What's in a face?
A team of scientists have successfully harnessed the power of computer face recognition technology to turn it into a diagnostic tool so that individuals with very rare syndromes that are usually associated with characteristic facial features can receive accurate diagnosis. Christopher Nellaker, from the University of Oxford, spoke with Chris Smith...
Christopher - Some rare diseases are so rare that a single clinician might not ever see them in their entire career and that their reliance has been on identifying multiple people with the same disease when there might be less than 10 people across the entire world alive at any one point. So, we tried to create a computer vision approach to teach a computer to analyse faces in photographs to try and find and cluster these patients by which disease they might have.
Chris - Was this literally going up to people who have diagnoses, taking their photo and then training the computer"this is what condition X looks like", or can you be clever at them at and go to online databases where there might be many, many images of these people and build your tool that way?
Christopher - So, we went online and collected publicly-available photographs of people with well-established and relatively common rare diseases that we could then collect lot of examples from. Because we have machine learning and computer vision, you're reliant on many examples to get accuracy. So, we got around about 100 to 200 images for 8 different syndromes. We use those to train the computer what to look for.
Chris - And these are all disorders that manifest with changes to the way a person's face makes them look.
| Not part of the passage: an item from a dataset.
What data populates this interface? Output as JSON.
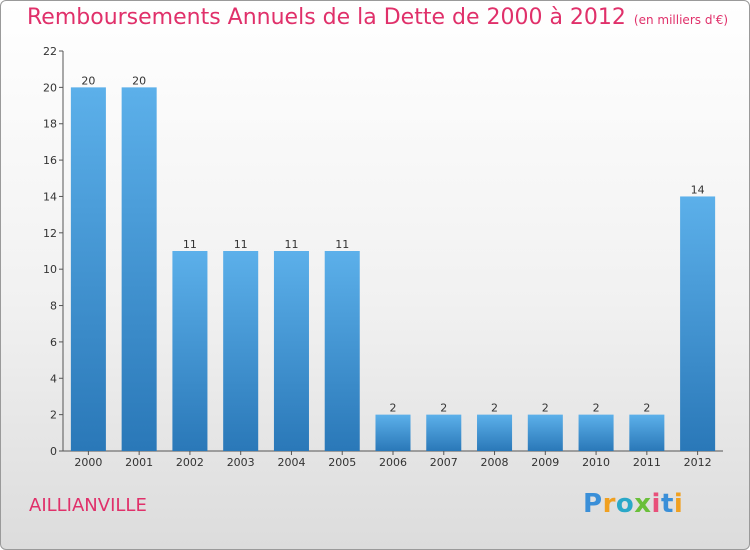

Christopher - So, not all rare diseases will have changes in their facial structure, but in the development of the head and face, a large fraction of our genes in our genome are used. So, it's quite likely that a mutation might disrupt some part of development for the facial structure as well. So, it's been estimated that maybe 40% to 50% of rare diseases at least have some sort of manifestation in face or cranial structure.
Chris - And so, - what - you would present your system with a snapshot, it would draw out these features by analysing the face and then it would compare its snapshot readings with your database of many different faces from individuals with known diagnoses and see which featured it shared most in common with those faces with those diagnoses and then return you, this is likely to be condition "X".
Christopher - Yes, so it could be used in that way. But the current approach has just been a proof of principle. So, it's not sufficiently accurate at the moment to be considered a diagnostic tool. We consider it more as a way of narrowing the search space for possible diagnoses. But it does this by comparing between people it had seen before.
Chris - What about the fact that you're just using 2-dimensional photographs? Could more accuracy be delivered by looking at 3-dimensional images if you were to take stereoscopic pictures of an individual and analyse that?
Christopher - Absolutely and so, there has been a lot of work into analysing rare syndromes with 3-D imaging previously and they get very detailed data. But our approach tries to expand into more accessible data because everyone has access to a camera or scanner, or a digital camera. And so, it is easier and more accessible in the future to try and use normal 2-D photographs. And so, we don't have as high accuracy as for 3-D imaging, but with the machine learning we've been using, we've been approaching the discriminatorial classification accuracies of 3-D imaging for the 8 syndromes we've been using.
Chris - So, how would you see this being deployed in the future? Would this be a tool that say, a hospital doctor could take a snapshot of a new born baby and feed it into your system which would remotely analyse it and then return a possible diagnosis or a list of diagnoses for individuals that clearly do have a problem but the doctor may not know what they are?
Christopher - Yes. So, that's precisely how we see this being deployed in the future through normal healthcare services as an expert tool for clinicians to narrow diagnosis when a rare disease is already suspected.